Question

The area of the region bounded by the curves \[y = \left| {x - 1} \right|\] and $y = 3 - \left| x \right|$ is ?
A.$2$ sq. units
B.$3$ sq. units
C.$4$ sq. units
D.$6$ sq. units

Answer 1

Hint: The given curves are modulus functions. To solve them, we first write them in the form of separated conditional functions.

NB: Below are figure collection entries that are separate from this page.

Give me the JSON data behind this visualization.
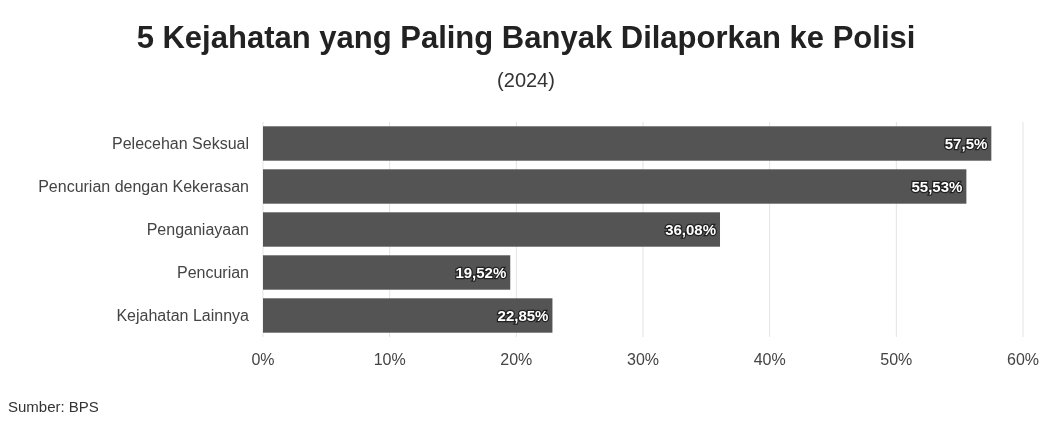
{
  "chart_data": {
    "type": "bar",
    "orientation": "horizontal",
    "title": "5 Kejahatan yang Paling Banyak Dilaporkan ke Polisi",
    "subtitle": "(2024)",
    "categories": [
      "Pelecehan Seksual",
      "Pencurian dengan Kekerasan",
      "Penganiayaan",
      "Pencurian",
      "Kejahatan Lainnya"
    ],
    "values": [
      57.5,
      55.53,
      36.08,
      19.52,
      22.85
    ],
    "value_labels": [
      "57,5%",
      "55,53%",
      "36,08%",
      "19,52%",
      "22,85%"
    ],
    "color": "#545454",
    "xlim": [
      0,
      60
    ],
    "xticks": [
      {
        "value": 0,
        "label": "0%"
      },
      {
        "value": 10,
        "label": "10%"
      },
      {
        "value": 20,
        "label": "20%"
      },
      {
        "value": 30,
        "label": "30%"
      },
      {
        "value": 40,
        "label": "40%"
      },
      {
        "value": 50,
        "label": "50%"
      },
      {
        "value": 60,
        "label": "60%"
      }
    ],
    "grid": "x",
    "annotations": [
      "Sumber: BPS"
    ]
  }
}
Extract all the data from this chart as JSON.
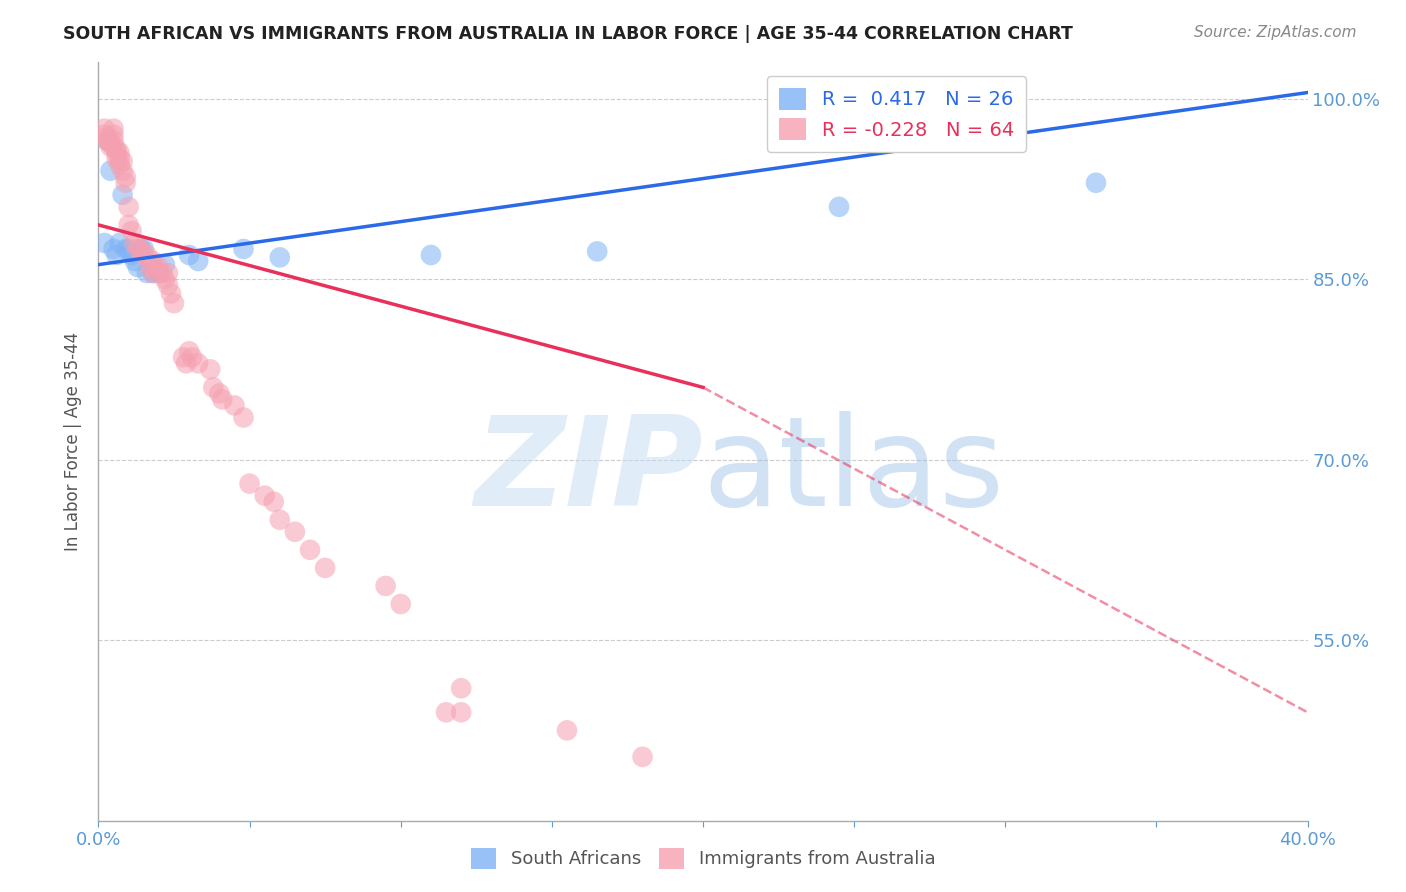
{
  "title": "SOUTH AFRICAN VS IMMIGRANTS FROM AUSTRALIA IN LABOR FORCE | AGE 35-44 CORRELATION CHART",
  "source": "Source: ZipAtlas.com",
  "ylabel": "In Labor Force | Age 35-44",
  "xlim": [
    0.0,
    0.4
  ],
  "ylim": [
    0.4,
    1.03
  ],
  "xticks": [
    0.0,
    0.05,
    0.1,
    0.15,
    0.2,
    0.25,
    0.3,
    0.35,
    0.4
  ],
  "yticks": [
    0.55,
    0.7,
    0.85,
    1.0
  ],
  "yticklabels": [
    "55.0%",
    "70.0%",
    "85.0%",
    "100.0%"
  ],
  "ytick_color": "#5b9bd5",
  "xtick_color": "#5b9bd5",
  "blue_color": "#7fb3f5",
  "pink_color": "#f5a0b0",
  "blue_scatter": [
    [
      0.002,
      0.88
    ],
    [
      0.003,
      0.965
    ],
    [
      0.004,
      0.94
    ],
    [
      0.005,
      0.875
    ],
    [
      0.006,
      0.87
    ],
    [
      0.007,
      0.88
    ],
    [
      0.008,
      0.92
    ],
    [
      0.009,
      0.875
    ],
    [
      0.01,
      0.875
    ],
    [
      0.011,
      0.87
    ],
    [
      0.012,
      0.865
    ],
    [
      0.013,
      0.86
    ],
    [
      0.014,
      0.875
    ],
    [
      0.015,
      0.875
    ],
    [
      0.016,
      0.855
    ],
    [
      0.018,
      0.855
    ],
    [
      0.02,
      0.855
    ],
    [
      0.022,
      0.862
    ],
    [
      0.03,
      0.87
    ],
    [
      0.033,
      0.865
    ],
    [
      0.048,
      0.875
    ],
    [
      0.06,
      0.868
    ],
    [
      0.11,
      0.87
    ],
    [
      0.165,
      0.873
    ],
    [
      0.245,
      0.91
    ],
    [
      0.33,
      0.93
    ]
  ],
  "pink_scatter": [
    [
      0.002,
      0.975
    ],
    [
      0.002,
      0.97
    ],
    [
      0.003,
      0.968
    ],
    [
      0.003,
      0.965
    ],
    [
      0.004,
      0.963
    ],
    [
      0.004,
      0.96
    ],
    [
      0.005,
      0.975
    ],
    [
      0.005,
      0.97
    ],
    [
      0.005,
      0.965
    ],
    [
      0.005,
      0.96
    ],
    [
      0.006,
      0.958
    ],
    [
      0.006,
      0.955
    ],
    [
      0.006,
      0.95
    ],
    [
      0.007,
      0.955
    ],
    [
      0.007,
      0.95
    ],
    [
      0.007,
      0.945
    ],
    [
      0.008,
      0.948
    ],
    [
      0.008,
      0.94
    ],
    [
      0.009,
      0.935
    ],
    [
      0.009,
      0.93
    ],
    [
      0.01,
      0.91
    ],
    [
      0.01,
      0.895
    ],
    [
      0.011,
      0.89
    ],
    [
      0.012,
      0.88
    ],
    [
      0.013,
      0.875
    ],
    [
      0.014,
      0.875
    ],
    [
      0.015,
      0.87
    ],
    [
      0.016,
      0.87
    ],
    [
      0.017,
      0.86
    ],
    [
      0.018,
      0.865
    ],
    [
      0.018,
      0.855
    ],
    [
      0.019,
      0.858
    ],
    [
      0.02,
      0.86
    ],
    [
      0.021,
      0.855
    ],
    [
      0.022,
      0.85
    ],
    [
      0.023,
      0.855
    ],
    [
      0.023,
      0.845
    ],
    [
      0.024,
      0.838
    ],
    [
      0.025,
      0.83
    ],
    [
      0.028,
      0.785
    ],
    [
      0.029,
      0.78
    ],
    [
      0.03,
      0.79
    ],
    [
      0.031,
      0.785
    ],
    [
      0.033,
      0.78
    ],
    [
      0.037,
      0.775
    ],
    [
      0.038,
      0.76
    ],
    [
      0.04,
      0.755
    ],
    [
      0.041,
      0.75
    ],
    [
      0.045,
      0.745
    ],
    [
      0.048,
      0.735
    ],
    [
      0.05,
      0.68
    ],
    [
      0.055,
      0.67
    ],
    [
      0.058,
      0.665
    ],
    [
      0.06,
      0.65
    ],
    [
      0.065,
      0.64
    ],
    [
      0.07,
      0.625
    ],
    [
      0.075,
      0.61
    ],
    [
      0.095,
      0.595
    ],
    [
      0.1,
      0.58
    ],
    [
      0.115,
      0.49
    ],
    [
      0.12,
      0.51
    ],
    [
      0.12,
      0.49
    ],
    [
      0.155,
      0.475
    ],
    [
      0.18,
      0.453
    ]
  ],
  "blue_line": [
    [
      0.0,
      0.862
    ],
    [
      0.4,
      1.005
    ]
  ],
  "pink_line_solid": [
    [
      0.0,
      0.895
    ],
    [
      0.2,
      0.76
    ]
  ],
  "pink_line_dashed": [
    [
      0.2,
      0.76
    ],
    [
      0.4,
      0.49
    ]
  ],
  "watermark_zip": "ZIP",
  "watermark_atlas": "atlas",
  "background_color": "#ffffff",
  "grid_color": "#cccccc"
}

We can then plot their rough graph and find out their points of intersection.

Complete answer: The given curves are $y = \left| {x - 1} \right|$ and $y = 3 - \left| x \right|$
The first curve is $y = \left| {x - 1} \right|$
Thus, $y = x - 1$ for $x \geqslant 1$ … (i)
And $y = - \left( {x - 1} \right)$ for $x < 1$
i.e. $y = 1 - x$ for $x < 1$ … (ii)
Similarly, the second curve is $y = 3 - \left| x \right|$
i.e. $y = 3 - x$ for $x \geqslant 0$ … (iii)
and $y = 3 - \left( { - x} \right)$ for $x < 0$
i.e. $y = 3 + x$ for $x < 0$ … (iv)


We now sketch the graph as follows.
As per the graph, the required area is the area of the quadrilateral ABCD.
This can be calculated by subtracting the area of triangles AED and CDF from the area of the triange EBF.
Thus, required area, $A = $ar(EBF) – ar(AED) – ar(CDF)
Area of a triangle is given by the formula $A = \frac{1}{2} \times b \times h$
Thus, $A = \left( {\frac{1}{2} \times 4 \times 3} \right) - \left[ {\left( {\frac{1}{2} \times 2 \times 2} \right) + \left( {\frac{1}{2} \times 2 \times 1} \right)} \right]$
i.e. $A = 6 - \left( {2 + 1} \right)$
$\therefore A = 3$sq. units

Hence, the area enclosed by the curves $y = \left| {x - 1} \right|$ and $y = 3 - \left| x \right|$ is 3 sq. units.
And hence the correct option is B.

Note:
Such questions involving the use of modulus functions must be solved carefully. It is very important to conditionally separate the given functions first. We also have to remember the formulae for the areas of various different geometrical shapes. Draw a rough graph by plotting all the curves and then calculate the area accordingly.